Le maire LR d'Alès Christophe Rivenq a été exfiltré de son domicile lundi 20 juillet 2026 en soirée, après la remontée d'une menace de voiture piégée attribuée au groupe criminel DZ Mafia, selon une source proche du dossier. Cette information, confirmée par Le Parisien, intervient après que l'élu de 60 ans a reçu jeudi dernier une enveloppe contenant deux balles de calibre 9 mm, accompagnée de tags menaçants sur les murs de sa clôture, signés « DZ NG » (DZ Mafia nouvelle génération) et « CVN » pour Cévennes, comme l'a précisé le procureur d'Alès à la presse.
Protection policière et enquête nationale
Christophe Rivenq était déjà sous protection policière depuis vendredi après ces premières intimidations. Le parquet national anticriminalité organisée (PNACO) s'est saisi de l'enquête. Le ministre de l'Intérieur Laurent Nuñez a dénoncé « un acte d'intimidation » et promis « toute la lumière ». Interrogé par l'AFP, Romain Capelle, chargé de communication de la ville, a indiqué que le maire ne souhaitait pas s'exprimer mardi, mais que « la sécurité autour des bâtiments communaux a été renforcée ».
La menace de voiture piégée, dont l'existence n'est pas confirmée à ce stade, a conduit les autorités à exfiltrer l'élu de son domicile en pleine nuit.
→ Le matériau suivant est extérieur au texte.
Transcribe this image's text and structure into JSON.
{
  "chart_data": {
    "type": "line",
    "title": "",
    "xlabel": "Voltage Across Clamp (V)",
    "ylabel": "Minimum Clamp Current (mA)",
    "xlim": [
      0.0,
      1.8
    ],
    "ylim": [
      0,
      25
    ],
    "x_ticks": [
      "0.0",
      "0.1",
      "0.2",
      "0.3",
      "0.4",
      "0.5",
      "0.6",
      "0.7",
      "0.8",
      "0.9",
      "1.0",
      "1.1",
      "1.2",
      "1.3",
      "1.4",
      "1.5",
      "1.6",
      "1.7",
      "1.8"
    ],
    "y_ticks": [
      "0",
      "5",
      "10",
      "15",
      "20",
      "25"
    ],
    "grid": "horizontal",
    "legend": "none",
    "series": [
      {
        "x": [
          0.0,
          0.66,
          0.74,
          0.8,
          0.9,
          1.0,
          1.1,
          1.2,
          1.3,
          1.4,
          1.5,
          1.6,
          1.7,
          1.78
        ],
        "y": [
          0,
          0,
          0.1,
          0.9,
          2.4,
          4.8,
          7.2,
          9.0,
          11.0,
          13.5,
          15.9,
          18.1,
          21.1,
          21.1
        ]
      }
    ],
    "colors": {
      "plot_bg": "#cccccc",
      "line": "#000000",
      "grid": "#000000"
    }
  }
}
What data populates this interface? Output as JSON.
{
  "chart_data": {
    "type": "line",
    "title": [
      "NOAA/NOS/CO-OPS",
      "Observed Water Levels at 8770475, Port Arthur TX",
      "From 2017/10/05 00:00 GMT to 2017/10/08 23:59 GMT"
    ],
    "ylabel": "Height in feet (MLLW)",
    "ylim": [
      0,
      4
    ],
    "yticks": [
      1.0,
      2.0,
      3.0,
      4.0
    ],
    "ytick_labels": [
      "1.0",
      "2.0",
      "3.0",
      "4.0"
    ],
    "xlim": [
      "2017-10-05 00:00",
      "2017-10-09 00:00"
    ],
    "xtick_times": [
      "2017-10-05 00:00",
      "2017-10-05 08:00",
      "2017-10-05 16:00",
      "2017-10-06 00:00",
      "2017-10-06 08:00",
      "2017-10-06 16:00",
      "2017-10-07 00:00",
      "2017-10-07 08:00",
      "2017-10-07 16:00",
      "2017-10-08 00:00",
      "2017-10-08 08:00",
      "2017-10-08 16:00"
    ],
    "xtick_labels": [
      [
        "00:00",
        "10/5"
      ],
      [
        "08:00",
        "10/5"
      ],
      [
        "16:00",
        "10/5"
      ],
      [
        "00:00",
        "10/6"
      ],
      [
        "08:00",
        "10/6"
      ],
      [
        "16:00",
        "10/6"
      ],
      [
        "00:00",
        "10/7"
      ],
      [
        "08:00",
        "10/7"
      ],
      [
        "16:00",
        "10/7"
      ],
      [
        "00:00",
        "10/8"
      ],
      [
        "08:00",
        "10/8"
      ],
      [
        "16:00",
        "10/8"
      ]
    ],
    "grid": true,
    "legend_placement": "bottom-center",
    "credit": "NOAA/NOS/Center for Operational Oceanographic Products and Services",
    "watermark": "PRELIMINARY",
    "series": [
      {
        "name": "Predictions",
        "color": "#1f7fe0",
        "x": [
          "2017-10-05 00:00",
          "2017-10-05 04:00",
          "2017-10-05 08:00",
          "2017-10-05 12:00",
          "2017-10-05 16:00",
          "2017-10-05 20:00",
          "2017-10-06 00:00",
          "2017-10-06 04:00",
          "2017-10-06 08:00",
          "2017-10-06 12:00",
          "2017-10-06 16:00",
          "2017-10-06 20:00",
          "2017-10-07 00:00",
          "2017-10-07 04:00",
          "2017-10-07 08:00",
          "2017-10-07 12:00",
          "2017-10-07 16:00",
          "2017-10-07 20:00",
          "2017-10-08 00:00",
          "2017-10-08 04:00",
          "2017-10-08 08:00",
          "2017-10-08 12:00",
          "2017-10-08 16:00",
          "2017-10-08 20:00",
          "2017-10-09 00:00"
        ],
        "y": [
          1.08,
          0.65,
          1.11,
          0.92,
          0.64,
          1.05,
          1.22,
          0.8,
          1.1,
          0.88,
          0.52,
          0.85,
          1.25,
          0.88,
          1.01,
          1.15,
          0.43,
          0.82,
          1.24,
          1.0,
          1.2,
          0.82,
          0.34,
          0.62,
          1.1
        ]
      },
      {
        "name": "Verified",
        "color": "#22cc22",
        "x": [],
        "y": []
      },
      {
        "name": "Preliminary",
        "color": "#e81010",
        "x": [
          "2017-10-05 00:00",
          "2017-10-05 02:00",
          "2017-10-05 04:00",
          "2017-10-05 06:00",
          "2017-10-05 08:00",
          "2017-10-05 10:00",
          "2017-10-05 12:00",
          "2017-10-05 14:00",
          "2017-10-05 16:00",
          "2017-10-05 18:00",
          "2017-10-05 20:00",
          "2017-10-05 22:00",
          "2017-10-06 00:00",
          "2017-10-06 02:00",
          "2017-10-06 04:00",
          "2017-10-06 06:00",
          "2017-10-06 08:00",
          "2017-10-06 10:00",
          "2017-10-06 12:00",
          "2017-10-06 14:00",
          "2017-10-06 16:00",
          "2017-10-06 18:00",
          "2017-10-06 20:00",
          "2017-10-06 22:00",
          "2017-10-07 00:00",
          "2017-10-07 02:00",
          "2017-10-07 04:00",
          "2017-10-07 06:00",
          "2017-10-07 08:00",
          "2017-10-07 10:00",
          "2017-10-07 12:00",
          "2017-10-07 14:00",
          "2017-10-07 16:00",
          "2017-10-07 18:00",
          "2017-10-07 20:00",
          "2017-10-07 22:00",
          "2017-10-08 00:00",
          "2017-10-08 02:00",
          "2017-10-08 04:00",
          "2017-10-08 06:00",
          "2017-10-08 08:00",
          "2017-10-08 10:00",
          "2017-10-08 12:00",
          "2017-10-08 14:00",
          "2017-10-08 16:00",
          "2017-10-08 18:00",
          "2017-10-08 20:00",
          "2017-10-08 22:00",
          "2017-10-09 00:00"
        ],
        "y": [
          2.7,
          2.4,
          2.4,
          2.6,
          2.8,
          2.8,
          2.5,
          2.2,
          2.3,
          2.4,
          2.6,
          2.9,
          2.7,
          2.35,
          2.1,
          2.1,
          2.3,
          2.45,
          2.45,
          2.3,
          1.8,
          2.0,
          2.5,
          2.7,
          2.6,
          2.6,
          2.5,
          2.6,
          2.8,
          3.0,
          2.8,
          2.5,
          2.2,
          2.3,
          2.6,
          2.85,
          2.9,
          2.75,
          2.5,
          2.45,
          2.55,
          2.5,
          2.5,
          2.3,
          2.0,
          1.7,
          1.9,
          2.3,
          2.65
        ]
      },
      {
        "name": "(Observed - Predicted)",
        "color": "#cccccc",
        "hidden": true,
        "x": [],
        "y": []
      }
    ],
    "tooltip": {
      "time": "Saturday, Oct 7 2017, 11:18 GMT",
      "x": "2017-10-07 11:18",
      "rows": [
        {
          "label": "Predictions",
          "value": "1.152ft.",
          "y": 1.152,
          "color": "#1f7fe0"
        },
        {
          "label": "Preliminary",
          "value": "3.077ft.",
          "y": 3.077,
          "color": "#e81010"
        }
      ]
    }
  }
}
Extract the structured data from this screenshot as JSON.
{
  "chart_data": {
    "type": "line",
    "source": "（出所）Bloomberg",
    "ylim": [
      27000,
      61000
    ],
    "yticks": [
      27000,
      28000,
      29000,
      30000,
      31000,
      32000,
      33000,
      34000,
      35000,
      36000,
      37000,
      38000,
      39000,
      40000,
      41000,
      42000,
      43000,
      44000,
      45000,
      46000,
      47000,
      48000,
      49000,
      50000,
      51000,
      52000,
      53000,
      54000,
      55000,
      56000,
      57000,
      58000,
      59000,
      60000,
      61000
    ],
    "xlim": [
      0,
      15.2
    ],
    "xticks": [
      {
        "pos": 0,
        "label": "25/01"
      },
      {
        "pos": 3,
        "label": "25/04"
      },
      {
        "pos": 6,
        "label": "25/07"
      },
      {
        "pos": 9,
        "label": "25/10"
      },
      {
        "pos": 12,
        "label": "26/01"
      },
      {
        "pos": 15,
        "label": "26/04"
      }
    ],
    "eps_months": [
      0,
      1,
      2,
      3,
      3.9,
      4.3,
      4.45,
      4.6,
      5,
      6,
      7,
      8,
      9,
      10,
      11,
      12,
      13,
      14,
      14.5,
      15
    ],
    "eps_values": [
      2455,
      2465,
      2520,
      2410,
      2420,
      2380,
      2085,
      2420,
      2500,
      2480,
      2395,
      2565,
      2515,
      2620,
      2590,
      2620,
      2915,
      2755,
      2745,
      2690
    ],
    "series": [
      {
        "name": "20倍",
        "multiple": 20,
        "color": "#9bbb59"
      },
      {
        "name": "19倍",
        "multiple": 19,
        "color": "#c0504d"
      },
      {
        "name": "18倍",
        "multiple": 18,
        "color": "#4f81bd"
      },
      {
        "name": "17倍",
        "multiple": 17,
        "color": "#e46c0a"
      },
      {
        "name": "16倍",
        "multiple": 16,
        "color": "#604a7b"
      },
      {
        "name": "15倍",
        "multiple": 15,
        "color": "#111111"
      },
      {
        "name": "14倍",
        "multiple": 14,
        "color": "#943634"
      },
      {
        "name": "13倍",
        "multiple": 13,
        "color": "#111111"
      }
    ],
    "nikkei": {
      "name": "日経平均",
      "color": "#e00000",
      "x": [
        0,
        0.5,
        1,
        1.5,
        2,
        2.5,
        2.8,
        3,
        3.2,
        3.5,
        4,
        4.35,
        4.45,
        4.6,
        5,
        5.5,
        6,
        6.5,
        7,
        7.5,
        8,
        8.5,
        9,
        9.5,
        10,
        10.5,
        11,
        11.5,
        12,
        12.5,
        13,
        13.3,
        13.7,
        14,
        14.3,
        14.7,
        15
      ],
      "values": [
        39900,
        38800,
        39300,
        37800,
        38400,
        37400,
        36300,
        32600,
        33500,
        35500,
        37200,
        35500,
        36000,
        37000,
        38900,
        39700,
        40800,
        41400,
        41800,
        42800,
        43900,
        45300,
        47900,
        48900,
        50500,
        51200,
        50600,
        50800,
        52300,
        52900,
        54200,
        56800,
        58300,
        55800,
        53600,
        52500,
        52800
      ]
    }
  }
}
Le ministre de l'Intérieur avait jugé lundi « très probable » que les menaces émanent de la DZ Mafia, précisant qu'« Alès, c'est un territoire qui est très convoité » par ce groupe criminel qui contrôle le narcotrafic à Marseille. Une protection avait été mise en place, notamment via un bouton d'alerte.
Réactions et soutien politique
L'ex-député du Gard et ex-maire d'Alès Max Roustan a réagi : « Ce qui s'est passé est très grave, être un élu de la république c'est difficile. Le maire est très touché, sa femme est abattue, ses enfants… Et devoir abandonner sa maison… ». Il a déploré le manque de moyens de la justice et de la police, ajoutant : « Alès n'est pas très loin de Marseille, quand les dealers ont épuisé Aix, puis Avignon, ils s'attaquent désormais à Nîmes puis Alès et après il y aura les petits villages. »
Christophe Rivenq a reçu un large soutien politique. Arthur Delaporte, porte-parole du groupe socialiste à l'Assemblée, a déclaré : « Les élus qui résistent, les élus qui demandent des moyens, les élus qui sont menacés, nous les soutenons. » Marine Le Pen a écrit sur X : « Ce que vit aujourd'hui le maire d'Alès Christophe Rivenq doit faire prendre conscience à chacun de l'extrême gravité de la situation. » David Lisnard, président de l'association des maires de France, a estimé : « Le combat contre le narcotrafic est une priorité absolue. Notre pays en est là : une mafia omniprésente, des maires en 1re ligne, voire en danger extrême. »
Contexte de violences à Alès
Depuis l'été 2025, la DZ Mafia a fait irruption à Alès, tentant de supplanter les réseaux locaux. Plusieurs fusillades ont éclaté dans le quartier des Prés-Saint-Jean. Le 3 juin 2026, un jeune de 18 ans a été tué par balle. Mi-janvier, un homme de 54 ans a été tué et un trentenaire blessé près d'un point de deal. Quelques jours plus tôt, quatre jeunes venus de Seine-Saint-Denis ont essuyé une rafale d'arme automatique ; l'un d'eux, âgé de 15 ans, a été blessé à la jambe. En octobre 2025, un Alésien de 22 ans a été abattu sur le parking d'un fast-food dans le cadre d'un règlement de comptes.